Winchester residents battle against rising flood water
Residents and businesses in Winchester are working to protect the city from further flooding after the River Itchen burst its banks.
Hampshire Fire Service has brought in two high volume pumps, including one sent over from the Isle of Wight, to help with the rescue process.
Other areas affected include Hambledon and Romsey, and Christchurch in Dorset.
Around 50,000 people across the UK are still without power after severe gales caused widespread damage overnight.
Gusts of 96mph (154km/h) were recorded at The Needles on the Isle of Wight.
Becky Evans, who lives in Winchester, close to the River Itchen, said it had been "tricky" getting in and out of the house.

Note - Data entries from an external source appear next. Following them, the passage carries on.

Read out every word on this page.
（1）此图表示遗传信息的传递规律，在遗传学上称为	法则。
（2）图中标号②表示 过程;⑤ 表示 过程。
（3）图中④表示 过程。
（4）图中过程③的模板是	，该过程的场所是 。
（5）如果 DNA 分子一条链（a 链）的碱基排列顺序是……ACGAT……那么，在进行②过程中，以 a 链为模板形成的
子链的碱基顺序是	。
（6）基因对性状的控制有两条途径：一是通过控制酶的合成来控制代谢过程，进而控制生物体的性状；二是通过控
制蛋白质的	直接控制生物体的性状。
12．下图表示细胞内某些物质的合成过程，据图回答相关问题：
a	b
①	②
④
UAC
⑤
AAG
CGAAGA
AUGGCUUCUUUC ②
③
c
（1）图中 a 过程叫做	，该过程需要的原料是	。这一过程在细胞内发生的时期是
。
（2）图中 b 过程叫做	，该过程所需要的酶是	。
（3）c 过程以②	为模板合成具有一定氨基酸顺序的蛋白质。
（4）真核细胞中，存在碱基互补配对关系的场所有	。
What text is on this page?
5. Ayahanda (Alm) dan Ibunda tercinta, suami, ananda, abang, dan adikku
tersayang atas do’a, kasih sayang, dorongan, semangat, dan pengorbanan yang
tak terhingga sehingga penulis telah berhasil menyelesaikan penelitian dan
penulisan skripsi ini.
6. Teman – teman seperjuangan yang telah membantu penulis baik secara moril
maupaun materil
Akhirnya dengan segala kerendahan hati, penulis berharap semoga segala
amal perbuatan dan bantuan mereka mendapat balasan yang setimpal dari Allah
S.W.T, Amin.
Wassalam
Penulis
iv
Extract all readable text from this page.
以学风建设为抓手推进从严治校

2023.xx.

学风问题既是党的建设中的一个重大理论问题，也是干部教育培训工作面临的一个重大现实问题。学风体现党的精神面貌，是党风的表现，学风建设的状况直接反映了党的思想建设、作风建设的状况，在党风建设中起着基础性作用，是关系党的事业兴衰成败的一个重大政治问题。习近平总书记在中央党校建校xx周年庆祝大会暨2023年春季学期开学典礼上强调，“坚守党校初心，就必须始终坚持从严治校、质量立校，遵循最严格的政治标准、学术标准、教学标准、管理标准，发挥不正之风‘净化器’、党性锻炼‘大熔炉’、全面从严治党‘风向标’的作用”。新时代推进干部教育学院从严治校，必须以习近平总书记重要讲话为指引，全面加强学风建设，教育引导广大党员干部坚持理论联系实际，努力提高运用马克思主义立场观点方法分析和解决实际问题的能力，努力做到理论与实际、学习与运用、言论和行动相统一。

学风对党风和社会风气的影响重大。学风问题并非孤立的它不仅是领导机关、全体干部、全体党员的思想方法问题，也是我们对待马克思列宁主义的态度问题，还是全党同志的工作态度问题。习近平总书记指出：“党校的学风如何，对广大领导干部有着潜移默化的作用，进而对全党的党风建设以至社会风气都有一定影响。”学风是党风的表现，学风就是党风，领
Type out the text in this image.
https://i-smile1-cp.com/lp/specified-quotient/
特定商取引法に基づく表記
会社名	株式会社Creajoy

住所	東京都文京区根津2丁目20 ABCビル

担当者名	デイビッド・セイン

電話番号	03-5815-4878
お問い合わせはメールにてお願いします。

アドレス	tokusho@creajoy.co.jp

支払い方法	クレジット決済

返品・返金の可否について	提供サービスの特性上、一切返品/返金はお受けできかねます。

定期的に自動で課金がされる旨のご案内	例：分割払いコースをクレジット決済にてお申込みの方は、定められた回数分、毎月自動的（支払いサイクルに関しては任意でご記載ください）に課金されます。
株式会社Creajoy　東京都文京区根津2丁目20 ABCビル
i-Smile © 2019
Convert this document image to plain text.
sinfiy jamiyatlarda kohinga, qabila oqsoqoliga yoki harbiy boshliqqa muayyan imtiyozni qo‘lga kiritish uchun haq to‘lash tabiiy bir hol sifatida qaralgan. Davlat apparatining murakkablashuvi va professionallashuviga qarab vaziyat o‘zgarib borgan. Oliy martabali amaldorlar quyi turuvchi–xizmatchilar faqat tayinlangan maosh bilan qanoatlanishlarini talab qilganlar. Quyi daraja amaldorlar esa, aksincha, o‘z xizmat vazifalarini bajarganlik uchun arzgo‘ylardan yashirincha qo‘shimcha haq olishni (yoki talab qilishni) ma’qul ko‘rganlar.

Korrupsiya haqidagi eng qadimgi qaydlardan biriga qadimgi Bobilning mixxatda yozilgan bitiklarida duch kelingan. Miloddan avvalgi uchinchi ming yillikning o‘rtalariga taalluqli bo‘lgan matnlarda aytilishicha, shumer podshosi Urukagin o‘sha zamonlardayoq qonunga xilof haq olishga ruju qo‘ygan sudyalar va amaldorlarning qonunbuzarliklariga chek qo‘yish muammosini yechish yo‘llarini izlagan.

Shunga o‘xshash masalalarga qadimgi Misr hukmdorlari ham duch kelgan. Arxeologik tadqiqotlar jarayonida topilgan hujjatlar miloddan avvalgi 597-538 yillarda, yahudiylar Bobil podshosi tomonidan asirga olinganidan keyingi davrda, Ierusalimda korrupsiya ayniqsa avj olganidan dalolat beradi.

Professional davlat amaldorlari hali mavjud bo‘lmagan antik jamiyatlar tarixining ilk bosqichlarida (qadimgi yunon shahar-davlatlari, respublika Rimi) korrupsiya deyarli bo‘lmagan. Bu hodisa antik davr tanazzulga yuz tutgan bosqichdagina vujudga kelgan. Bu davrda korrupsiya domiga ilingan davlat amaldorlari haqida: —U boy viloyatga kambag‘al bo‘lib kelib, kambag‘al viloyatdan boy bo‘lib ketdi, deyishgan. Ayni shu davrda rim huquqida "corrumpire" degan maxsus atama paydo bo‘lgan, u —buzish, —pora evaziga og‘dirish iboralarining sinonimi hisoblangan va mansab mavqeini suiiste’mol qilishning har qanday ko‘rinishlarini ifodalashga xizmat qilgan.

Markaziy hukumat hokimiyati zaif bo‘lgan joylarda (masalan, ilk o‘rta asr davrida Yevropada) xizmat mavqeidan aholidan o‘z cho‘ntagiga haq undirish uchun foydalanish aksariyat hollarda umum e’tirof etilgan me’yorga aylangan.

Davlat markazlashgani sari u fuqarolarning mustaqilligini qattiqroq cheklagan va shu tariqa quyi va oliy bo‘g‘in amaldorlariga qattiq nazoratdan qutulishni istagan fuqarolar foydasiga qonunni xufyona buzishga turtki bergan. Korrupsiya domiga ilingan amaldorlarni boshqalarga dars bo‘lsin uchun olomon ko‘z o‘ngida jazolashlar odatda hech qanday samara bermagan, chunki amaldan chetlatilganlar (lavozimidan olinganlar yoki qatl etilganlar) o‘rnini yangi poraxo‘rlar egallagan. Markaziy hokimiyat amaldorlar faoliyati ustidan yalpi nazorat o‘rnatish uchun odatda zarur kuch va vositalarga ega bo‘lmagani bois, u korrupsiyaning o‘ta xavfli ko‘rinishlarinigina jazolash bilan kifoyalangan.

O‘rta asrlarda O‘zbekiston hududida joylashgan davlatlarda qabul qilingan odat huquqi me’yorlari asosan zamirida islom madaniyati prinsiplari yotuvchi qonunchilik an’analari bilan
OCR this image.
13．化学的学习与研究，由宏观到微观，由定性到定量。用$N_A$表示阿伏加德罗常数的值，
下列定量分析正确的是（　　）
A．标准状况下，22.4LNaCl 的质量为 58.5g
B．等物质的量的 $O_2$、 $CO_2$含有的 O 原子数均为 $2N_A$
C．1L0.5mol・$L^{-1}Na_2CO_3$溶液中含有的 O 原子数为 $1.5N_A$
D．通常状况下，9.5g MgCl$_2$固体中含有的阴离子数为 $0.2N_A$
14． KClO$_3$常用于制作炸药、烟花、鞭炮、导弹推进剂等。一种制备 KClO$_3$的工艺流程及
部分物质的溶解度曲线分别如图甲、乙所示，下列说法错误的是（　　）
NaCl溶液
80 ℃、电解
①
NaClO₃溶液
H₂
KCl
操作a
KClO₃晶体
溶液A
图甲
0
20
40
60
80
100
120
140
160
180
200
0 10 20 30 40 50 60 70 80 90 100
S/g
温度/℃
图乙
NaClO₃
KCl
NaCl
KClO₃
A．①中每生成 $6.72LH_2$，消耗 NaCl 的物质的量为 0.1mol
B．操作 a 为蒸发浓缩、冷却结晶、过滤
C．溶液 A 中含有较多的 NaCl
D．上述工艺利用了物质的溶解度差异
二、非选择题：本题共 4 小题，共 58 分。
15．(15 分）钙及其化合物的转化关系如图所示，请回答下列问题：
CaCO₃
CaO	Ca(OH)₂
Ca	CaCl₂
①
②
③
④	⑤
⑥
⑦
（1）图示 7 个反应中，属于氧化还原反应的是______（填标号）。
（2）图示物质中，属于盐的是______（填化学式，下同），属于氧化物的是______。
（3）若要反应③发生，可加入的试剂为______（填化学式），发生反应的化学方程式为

"We've got six-high sandbag walls blocking our entrances," she said.
"So, we've had to have some helpful marines or firemen passing to help me lift the pushchair in and out.
"And they've told us that the flood water is now contaminated with sewage."
Jemima Lewis, who lives near the burst river, said her neighbours had water flowing through their homes.
"Our house is about a foot slightly higher up but those houses next to me, they've got pumps coming out from under their houses" she said.
"The water table is so high they've got water underneath their house. If you lift the floorboards, you can see water running under the house.
"This is definitely as bad as it's got. The flood water is coming up in the road, coming out of the drains as much as coming over from the river itself."
Jane Fish, who also lives in the city, said there was a "big concern" about the water coming over North Walls and getting into the foundations of the city.
"We're bracing ourselves. We've got sandbags. Apparently they've done an amazing job overnight, so everybody's got their fingers crossed," she said.
Hampshire Fire and Rescue are using the high volume pumps to take water away from flooded contributories to the Itchen and into a controlled flood area.
"If we didn't act in this part of the city, the water would go across the North Walls road and would flow into the city," said commander of Winchester Fire Station, Alex Rhodes.
"We're using high volume pumps, which are national resources that we've requested to use here. They pump 7,000-litres per minute."
Mr Rhodes said a "great plan" from the Environment Agency to lower 80 one-tonne sandbags into the Itchen had "definitely bought the city some time", despite it being at risk from further rising flood waters.
Forecasters are predicting some respite on Thursday from stormy weather but another Atlantic low could bring gales of more than 80mph (129 kph) from Friday onwards.
Sixteen severe flood warnings remain for Berkshire, Surrey and Somerset - all already hit by severe flooding.